L’affermazione del disagio femminile fuori dai recinti prestabiliti veniva considerata dal Fascismo “una ridicola scimmiotteria dell’anima maschile, una parodia della libertà”, “una cattiveria che merita soltanto qualche piccola correzione”, un capriccio femminile, non un vero e proprio disagio esistenziale da legittimare.
Coloro che erano incapaci di essere “madri assolute”, coloro che volevano sottrarsi alla funzione riproduttiva ed essere libere dai ruoli sociali imposti – come le donne che popolano il mito greco, da Medea, Cassandra, Elettra, a Clitemnestra – erano considerate “contro natura” e “donne cagne” come le loro madrine mitologiche.

IDA DALSER E BENITO ALBINO (Agenzia: ANSA) (NomeArchivio: 260809uz.JPG)
Ida Dalser e suo figlio Benito Albino Mussolini

Destino che non fu risparmiato nemmeno a Ida Dalser, che ebbe un figlio da Benito Mussolini nel 1915 e che morì nel manicomio psichiatrico San Clemente di Venezia nel 1937. Di Ida si sa che per tutta la vita ha cercato di essere riconosciuta come moglie da parte di Mussolini, il quale l’ha sempre ripudiata e allontanata, fino a impedirle di abbandonare la città di Trento, da cui più volte è evasa per raggiungerlo a Roma, a Palazzo Venezia.
La mostra “I fiori del male.
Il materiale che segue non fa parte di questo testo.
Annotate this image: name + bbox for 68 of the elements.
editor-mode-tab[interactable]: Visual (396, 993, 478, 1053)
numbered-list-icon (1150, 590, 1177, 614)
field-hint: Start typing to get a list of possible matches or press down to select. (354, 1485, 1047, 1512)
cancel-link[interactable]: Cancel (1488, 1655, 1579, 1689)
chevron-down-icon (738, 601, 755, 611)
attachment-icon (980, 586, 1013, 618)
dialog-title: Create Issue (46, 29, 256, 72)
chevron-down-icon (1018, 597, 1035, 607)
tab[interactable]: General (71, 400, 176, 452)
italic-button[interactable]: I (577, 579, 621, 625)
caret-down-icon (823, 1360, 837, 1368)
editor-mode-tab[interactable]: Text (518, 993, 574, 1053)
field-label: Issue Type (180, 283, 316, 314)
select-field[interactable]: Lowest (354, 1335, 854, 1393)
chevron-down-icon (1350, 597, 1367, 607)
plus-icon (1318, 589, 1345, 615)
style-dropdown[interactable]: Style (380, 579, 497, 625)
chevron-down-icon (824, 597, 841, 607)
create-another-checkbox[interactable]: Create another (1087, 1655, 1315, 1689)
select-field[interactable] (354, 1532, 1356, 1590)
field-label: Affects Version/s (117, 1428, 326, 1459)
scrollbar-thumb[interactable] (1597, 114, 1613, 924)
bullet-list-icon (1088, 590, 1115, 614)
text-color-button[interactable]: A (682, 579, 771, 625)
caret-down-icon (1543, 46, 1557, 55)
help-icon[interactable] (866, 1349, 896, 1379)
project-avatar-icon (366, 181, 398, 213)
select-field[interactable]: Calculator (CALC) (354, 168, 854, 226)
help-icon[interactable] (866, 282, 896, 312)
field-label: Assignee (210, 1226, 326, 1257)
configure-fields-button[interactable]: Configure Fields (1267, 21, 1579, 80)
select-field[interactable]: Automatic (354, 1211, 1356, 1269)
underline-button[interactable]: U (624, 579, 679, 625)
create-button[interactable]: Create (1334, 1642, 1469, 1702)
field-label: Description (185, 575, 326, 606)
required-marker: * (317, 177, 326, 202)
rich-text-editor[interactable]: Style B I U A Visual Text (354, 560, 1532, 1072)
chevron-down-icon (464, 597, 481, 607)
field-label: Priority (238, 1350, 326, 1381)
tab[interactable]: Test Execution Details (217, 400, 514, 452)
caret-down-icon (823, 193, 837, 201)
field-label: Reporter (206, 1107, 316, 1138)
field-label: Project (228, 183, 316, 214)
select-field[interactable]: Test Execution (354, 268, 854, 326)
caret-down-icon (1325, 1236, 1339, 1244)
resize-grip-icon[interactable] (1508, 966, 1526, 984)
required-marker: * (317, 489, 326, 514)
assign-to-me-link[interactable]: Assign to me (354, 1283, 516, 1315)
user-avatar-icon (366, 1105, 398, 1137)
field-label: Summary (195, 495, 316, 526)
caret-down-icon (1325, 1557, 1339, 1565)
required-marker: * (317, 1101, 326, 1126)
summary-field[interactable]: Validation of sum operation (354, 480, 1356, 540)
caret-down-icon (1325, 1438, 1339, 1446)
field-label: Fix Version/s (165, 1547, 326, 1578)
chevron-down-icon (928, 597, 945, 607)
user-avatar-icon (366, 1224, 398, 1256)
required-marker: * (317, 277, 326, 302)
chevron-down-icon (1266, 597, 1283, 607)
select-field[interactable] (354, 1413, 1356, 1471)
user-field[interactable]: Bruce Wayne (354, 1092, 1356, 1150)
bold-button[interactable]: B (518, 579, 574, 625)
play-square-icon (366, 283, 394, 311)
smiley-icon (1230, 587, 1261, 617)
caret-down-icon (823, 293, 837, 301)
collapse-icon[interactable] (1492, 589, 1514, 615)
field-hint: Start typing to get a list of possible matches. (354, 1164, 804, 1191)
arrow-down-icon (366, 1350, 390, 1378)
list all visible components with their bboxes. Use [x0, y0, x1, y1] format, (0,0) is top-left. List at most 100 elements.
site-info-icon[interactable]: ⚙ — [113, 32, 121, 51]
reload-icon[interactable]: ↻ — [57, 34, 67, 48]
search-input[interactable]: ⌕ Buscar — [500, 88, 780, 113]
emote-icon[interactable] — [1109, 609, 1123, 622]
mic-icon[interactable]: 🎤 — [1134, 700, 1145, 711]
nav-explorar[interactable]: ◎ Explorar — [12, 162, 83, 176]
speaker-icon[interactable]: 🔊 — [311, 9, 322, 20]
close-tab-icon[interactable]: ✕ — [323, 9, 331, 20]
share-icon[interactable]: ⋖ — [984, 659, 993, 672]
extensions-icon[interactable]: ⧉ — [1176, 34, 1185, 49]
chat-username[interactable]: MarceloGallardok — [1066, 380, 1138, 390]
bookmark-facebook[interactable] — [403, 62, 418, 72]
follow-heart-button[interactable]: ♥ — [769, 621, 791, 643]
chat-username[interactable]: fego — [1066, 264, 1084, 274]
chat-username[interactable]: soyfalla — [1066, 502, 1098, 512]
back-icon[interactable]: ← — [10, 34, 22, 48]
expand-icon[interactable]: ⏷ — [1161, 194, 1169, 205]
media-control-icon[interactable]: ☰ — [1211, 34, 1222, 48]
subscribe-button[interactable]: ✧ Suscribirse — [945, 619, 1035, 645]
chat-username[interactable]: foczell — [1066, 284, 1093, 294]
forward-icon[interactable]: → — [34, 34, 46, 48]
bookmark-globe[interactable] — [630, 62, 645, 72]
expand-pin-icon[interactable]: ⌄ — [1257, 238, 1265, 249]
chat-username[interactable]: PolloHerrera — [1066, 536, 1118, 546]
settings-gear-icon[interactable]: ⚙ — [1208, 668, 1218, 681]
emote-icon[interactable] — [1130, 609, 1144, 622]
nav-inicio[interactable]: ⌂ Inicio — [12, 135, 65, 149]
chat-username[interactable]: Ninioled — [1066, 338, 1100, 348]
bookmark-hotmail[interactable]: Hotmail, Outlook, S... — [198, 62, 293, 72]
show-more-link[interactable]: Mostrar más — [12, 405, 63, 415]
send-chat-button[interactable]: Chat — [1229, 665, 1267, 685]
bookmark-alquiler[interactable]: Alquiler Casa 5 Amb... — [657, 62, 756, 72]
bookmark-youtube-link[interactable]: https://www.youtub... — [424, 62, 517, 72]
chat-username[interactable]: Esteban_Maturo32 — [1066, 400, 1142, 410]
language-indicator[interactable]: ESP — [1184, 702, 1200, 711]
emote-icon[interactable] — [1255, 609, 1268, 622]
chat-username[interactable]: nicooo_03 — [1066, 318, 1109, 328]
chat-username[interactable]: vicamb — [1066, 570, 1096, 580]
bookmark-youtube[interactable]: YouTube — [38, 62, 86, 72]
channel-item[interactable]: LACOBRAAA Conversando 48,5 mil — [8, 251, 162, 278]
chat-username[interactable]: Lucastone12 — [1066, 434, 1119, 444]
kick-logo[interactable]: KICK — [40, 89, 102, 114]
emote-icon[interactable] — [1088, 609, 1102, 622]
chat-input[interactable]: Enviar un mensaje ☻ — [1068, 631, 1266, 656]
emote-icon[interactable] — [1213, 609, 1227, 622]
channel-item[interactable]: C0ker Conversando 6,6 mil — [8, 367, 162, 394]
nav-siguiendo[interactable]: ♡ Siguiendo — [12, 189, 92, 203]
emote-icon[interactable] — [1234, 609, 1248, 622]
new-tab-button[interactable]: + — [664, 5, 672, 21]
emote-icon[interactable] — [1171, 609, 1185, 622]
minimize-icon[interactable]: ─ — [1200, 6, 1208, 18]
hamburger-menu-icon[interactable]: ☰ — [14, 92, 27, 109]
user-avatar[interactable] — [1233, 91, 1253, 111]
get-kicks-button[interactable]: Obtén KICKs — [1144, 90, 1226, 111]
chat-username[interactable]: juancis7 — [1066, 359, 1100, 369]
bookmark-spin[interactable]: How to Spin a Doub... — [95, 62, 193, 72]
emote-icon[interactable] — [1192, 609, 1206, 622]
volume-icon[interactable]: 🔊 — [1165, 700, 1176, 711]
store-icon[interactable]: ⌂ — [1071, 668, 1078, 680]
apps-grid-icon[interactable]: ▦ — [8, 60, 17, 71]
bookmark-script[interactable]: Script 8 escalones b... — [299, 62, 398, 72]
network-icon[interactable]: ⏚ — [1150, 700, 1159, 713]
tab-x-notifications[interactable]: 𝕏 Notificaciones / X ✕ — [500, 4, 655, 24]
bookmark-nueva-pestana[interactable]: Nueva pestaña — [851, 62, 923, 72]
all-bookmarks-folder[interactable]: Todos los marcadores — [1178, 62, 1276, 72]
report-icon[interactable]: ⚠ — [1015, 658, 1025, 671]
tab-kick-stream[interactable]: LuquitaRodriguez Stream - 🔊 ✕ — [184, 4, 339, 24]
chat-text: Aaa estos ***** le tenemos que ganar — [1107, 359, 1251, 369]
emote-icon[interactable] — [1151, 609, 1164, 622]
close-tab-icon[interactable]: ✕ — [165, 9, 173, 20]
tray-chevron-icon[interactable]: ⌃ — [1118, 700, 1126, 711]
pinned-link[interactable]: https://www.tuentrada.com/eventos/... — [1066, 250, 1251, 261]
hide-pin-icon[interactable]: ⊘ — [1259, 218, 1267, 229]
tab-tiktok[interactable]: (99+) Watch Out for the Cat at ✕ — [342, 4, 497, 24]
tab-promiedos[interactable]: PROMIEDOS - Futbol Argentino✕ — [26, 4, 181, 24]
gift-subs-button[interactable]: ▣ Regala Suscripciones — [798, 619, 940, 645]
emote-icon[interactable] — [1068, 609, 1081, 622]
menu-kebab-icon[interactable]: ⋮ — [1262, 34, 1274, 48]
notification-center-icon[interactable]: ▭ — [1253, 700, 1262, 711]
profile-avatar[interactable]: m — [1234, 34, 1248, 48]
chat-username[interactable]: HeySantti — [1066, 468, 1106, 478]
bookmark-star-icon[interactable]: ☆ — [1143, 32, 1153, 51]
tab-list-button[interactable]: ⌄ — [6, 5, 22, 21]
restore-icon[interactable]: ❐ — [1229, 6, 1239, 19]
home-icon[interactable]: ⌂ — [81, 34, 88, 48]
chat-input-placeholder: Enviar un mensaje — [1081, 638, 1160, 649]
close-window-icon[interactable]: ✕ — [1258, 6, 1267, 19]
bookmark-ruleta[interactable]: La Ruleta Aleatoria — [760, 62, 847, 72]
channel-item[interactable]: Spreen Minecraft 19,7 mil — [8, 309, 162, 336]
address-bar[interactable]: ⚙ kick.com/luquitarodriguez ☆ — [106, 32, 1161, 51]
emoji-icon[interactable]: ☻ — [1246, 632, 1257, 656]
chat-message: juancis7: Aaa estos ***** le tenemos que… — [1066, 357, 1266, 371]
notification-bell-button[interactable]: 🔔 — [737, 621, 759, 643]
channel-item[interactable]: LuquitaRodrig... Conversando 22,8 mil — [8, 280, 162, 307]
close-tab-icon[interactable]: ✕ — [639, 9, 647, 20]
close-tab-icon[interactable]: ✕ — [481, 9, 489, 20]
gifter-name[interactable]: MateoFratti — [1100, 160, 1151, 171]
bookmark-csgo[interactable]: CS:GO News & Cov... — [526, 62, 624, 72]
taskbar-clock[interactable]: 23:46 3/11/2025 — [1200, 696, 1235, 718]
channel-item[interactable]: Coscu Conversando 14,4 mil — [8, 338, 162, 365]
Donne in manicomio nel Regime Fascista” – che è gratuita ed è prevista fino al 18 novembre – cerca di riassumere in un lavoro d’archivio e di recupero le memorie personali delle pazienti e le memorie istituzionali dell’epoca in modo lucido e storiografico, offrendo interessanti strumenti di analisi anche alle questioni di genere contemporanee.